Далеко, на самом краю поля, появляется всадник, мчащийся под слепым солнцем. Все ближе глухой топот, и вот различим верховой в черной рясе, белая пыль несется над гречихой, лоснясь взмыленными боками и размахивая спутанной гривой, летит вороной конь, кося глазом и брызгая пеной. Бешеный перестук копыт обрушивается на Андрея. Через несколько мгновений всадник исчезает за горизонтом, и снова наступает тишина, наполненная многоголосым гудением пчел. Андрей срывается с места, бежит за Даниилом и догоняет его на каменистой дороге, ведущей по склону к городу.

– Ты уж прости меня… Это я так… Неумен просто… Прости, Даниил… Христа ради…

Даниил не отвечает и, не оборачиваясь, медленно подымается в гору.
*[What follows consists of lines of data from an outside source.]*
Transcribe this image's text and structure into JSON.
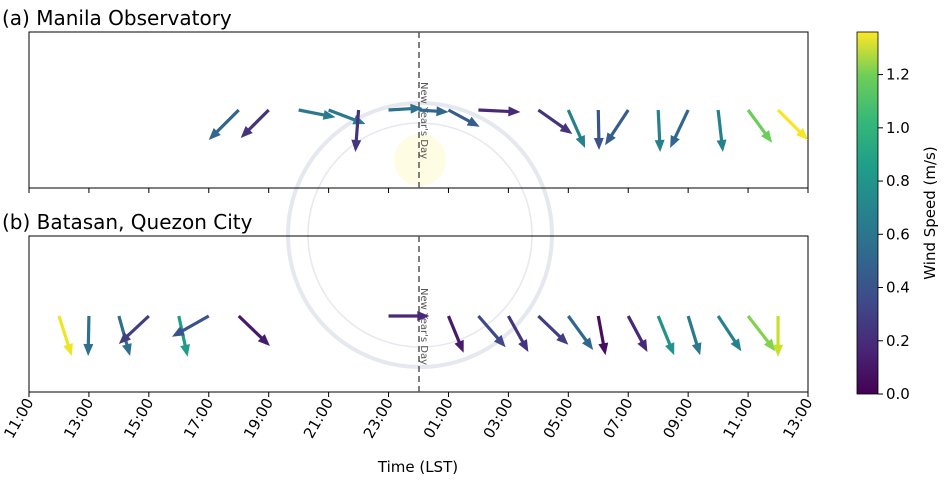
{
  "chart_data": {
    "type": "quiver",
    "xlabel": "Time (LST)",
    "x_tick_labels": [
      "11:00",
      "13:00",
      "15:00",
      "17:00",
      "19:00",
      "21:00",
      "23:00",
      "01:00",
      "03:00",
      "05:00",
      "07:00",
      "09:00",
      "11:00",
      "13:00"
    ],
    "x_range_hours_from_start": [
      0,
      26
    ],
    "annotation": {
      "label": "New Year's Day",
      "hour": 13
    },
    "colorbar": {
      "label": "Wind Speed (m/s)",
      "range": [
        0,
        1.36
      ],
      "ticks": [
        "0.0",
        "0.2",
        "0.4",
        "0.6",
        "0.8",
        "1.0",
        "1.2"
      ],
      "tick_values": [
        0,
        0.2,
        0.4,
        0.6,
        0.8,
        1.0,
        1.2
      ],
      "colormap": "viridis"
    },
    "panels": [
      {
        "title": "(a) Manila Observatory",
        "arrows": [
          {
            "hour": 7,
            "u": -0.75,
            "v": -0.75,
            "speed": 0.45
          },
          {
            "hour": 8,
            "u": -0.7,
            "v": -0.7,
            "speed": 0.2
          },
          {
            "hour": 9,
            "u": 0.92,
            "v": -0.18,
            "speed": 0.55
          },
          {
            "hour": 10,
            "u": 0.92,
            "v": -0.35,
            "speed": 0.55
          },
          {
            "hour": 11,
            "u": -0.08,
            "v": -1.05,
            "speed": 0.2
          },
          {
            "hour": 12,
            "u": 0.85,
            "v": 0.05,
            "speed": 0.5
          },
          {
            "hour": 13,
            "u": 0.75,
            "v": -0.05,
            "speed": 0.45
          },
          {
            "hour": 14,
            "u": 0.78,
            "v": -0.42,
            "speed": 0.4
          },
          {
            "hour": 15,
            "u": 1.05,
            "v": -0.05,
            "speed": 0.15
          },
          {
            "hour": 17,
            "u": 0.85,
            "v": -0.6,
            "speed": 0.2
          },
          {
            "hour": 18,
            "u": 0.42,
            "v": -0.95,
            "speed": 0.6
          },
          {
            "hour": 19,
            "u": 0.02,
            "v": -1.0,
            "speed": 0.35
          },
          {
            "hour": 20,
            "u": -0.58,
            "v": -0.88,
            "speed": 0.4
          },
          {
            "hour": 21,
            "u": 0.05,
            "v": -1.05,
            "speed": 0.6
          },
          {
            "hour": 22,
            "u": -0.45,
            "v": -0.95,
            "speed": 0.45
          },
          {
            "hour": 23,
            "u": 0.12,
            "v": -1.05,
            "speed": 0.6
          },
          {
            "hour": 24,
            "u": 0.6,
            "v": -0.82,
            "speed": 1.05
          },
          {
            "hour": 25,
            "u": 0.75,
            "v": -0.75,
            "speed": 1.35
          }
        ]
      },
      {
        "title": "(b) Batasan, Quezon City",
        "arrows": [
          {
            "hour": 1,
            "u": 0.32,
            "v": -1.0,
            "speed": 1.33
          },
          {
            "hour": 2,
            "u": -0.02,
            "v": -1.0,
            "speed": 0.5
          },
          {
            "hour": 3,
            "u": 0.28,
            "v": -1.0,
            "speed": 0.5
          },
          {
            "hour": 4,
            "u": -0.75,
            "v": -0.7,
            "speed": 0.25
          },
          {
            "hour": 5,
            "u": 0.22,
            "v": -1.02,
            "speed": 0.75
          },
          {
            "hour": 6,
            "u": -0.92,
            "v": -0.52,
            "speed": 0.35
          },
          {
            "hour": 7,
            "u": 0.78,
            "v": -0.75,
            "speed": 0.1
          },
          {
            "hour": 12,
            "u": 1.02,
            "v": 0.0,
            "speed": 0.15
          },
          {
            "hour": 14,
            "u": 0.38,
            "v": -0.92,
            "speed": 0.1
          },
          {
            "hour": 15,
            "u": 0.68,
            "v": -0.78,
            "speed": 0.3
          },
          {
            "hour": 16,
            "u": 0.5,
            "v": -0.9,
            "speed": 0.2
          },
          {
            "hour": 17,
            "u": 0.75,
            "v": -0.72,
            "speed": 0.25
          },
          {
            "hour": 18,
            "u": 0.62,
            "v": -0.85,
            "speed": 0.45
          },
          {
            "hour": 19,
            "u": 0.18,
            "v": -0.98,
            "speed": 0.05
          },
          {
            "hour": 20,
            "u": 0.48,
            "v": -0.9,
            "speed": 0.15
          },
          {
            "hour": 21,
            "u": 0.4,
            "v": -0.98,
            "speed": 0.7
          },
          {
            "hour": 22,
            "u": 0.3,
            "v": -0.98,
            "speed": 0.55
          },
          {
            "hour": 23,
            "u": 0.58,
            "v": -0.88,
            "speed": 0.6
          },
          {
            "hour": 24,
            "u": 0.68,
            "v": -0.88,
            "speed": 1.1
          },
          {
            "hour": 25,
            "u": 0.0,
            "v": -1.02,
            "speed": 1.25
          }
        ]
      }
    ]
  }
}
– Согрешил, прости… – не отступается Андрей. – Только правду я тебе всю сказал… Попутал бес в Москве… Согласился. Кто ж от такой чести откажется… этакий собор расписывать. Прости… согрешил… Только не уходи… а то, ей‑богу, пропаду вовсе, Даниил… Молю, не уходи…

Даниил останавливается и поднимает на Рублева насмешливый взгляд:

– Куда я тебя, непутевого, брошу?

Андрей, не поднимая головы, стоит посреди дороги и смотрит в землю.

– Теперь уж все… – тихо продолжает Даниил. – Вон архиерей гонца послал в Москву на нас жалиться…

 

Андрей и Даниил входят в собор.

– Хоть убейте, – говорит Андрей и откашливается. Голос у него сухой и хриплый. – Не знаю, что писать.

– Как не знаешь? – спрашивает Фома. – Страшный Суд нам наказано писать.

Андрей стоит посреди собора босой, в пыльной рясе, с почерневшим от солнца лицом. Снаружи доносится верещание стрижей.

– Понимаешь, в чем дело? – обращается он к Фоме. – Я так думаю, что лучше вовсе не писать Страшный Суд.

– Как? – изумляется Григорий.

– Я хочу… – начинает Андрей и сникает, – ничего я не хочу, ничего… И все…

– Ну вот! – вдруг объявляет Фома и встает. – Ухожу я от вас!

Все смотрят на Фому, который берет с лесов мешок и начинает бросать в него свои пожитки.

– Не по мне такая работка! Спасибо вам всем за ласку, за подзатыльники. Кое‑чему научили. А теперь хватит. Я работать пойду!

Андрей молча стоит, опустив глаза и постукивая палкой по каменным плитам. Со двора неожиданно влетает прохладный ветер и шевелит полы его рясы.

– Церковь в Пафнутьеве расписать пригласили, – продолжает Фома, – невелика честь, да есть! Страшный Суд писать ухожу! Ну, кто со мной? – Никто не отвечает. – Ну ладно. Тогда оставайтесь, только не жалейте потом! – Фома поворачивается и, не взглянув на учителя, уходит.

Андрей поднимает глаза и видит перед собой нестерпимо белую стену. Такую белую, что ему кажется, будто окружает его со всех сторон густой белесый туман, отчего лица товарищей становятся чужими, черными на фоне невозможно белых стен, и ни одна линия не оскверняет их абсолютной поверхности.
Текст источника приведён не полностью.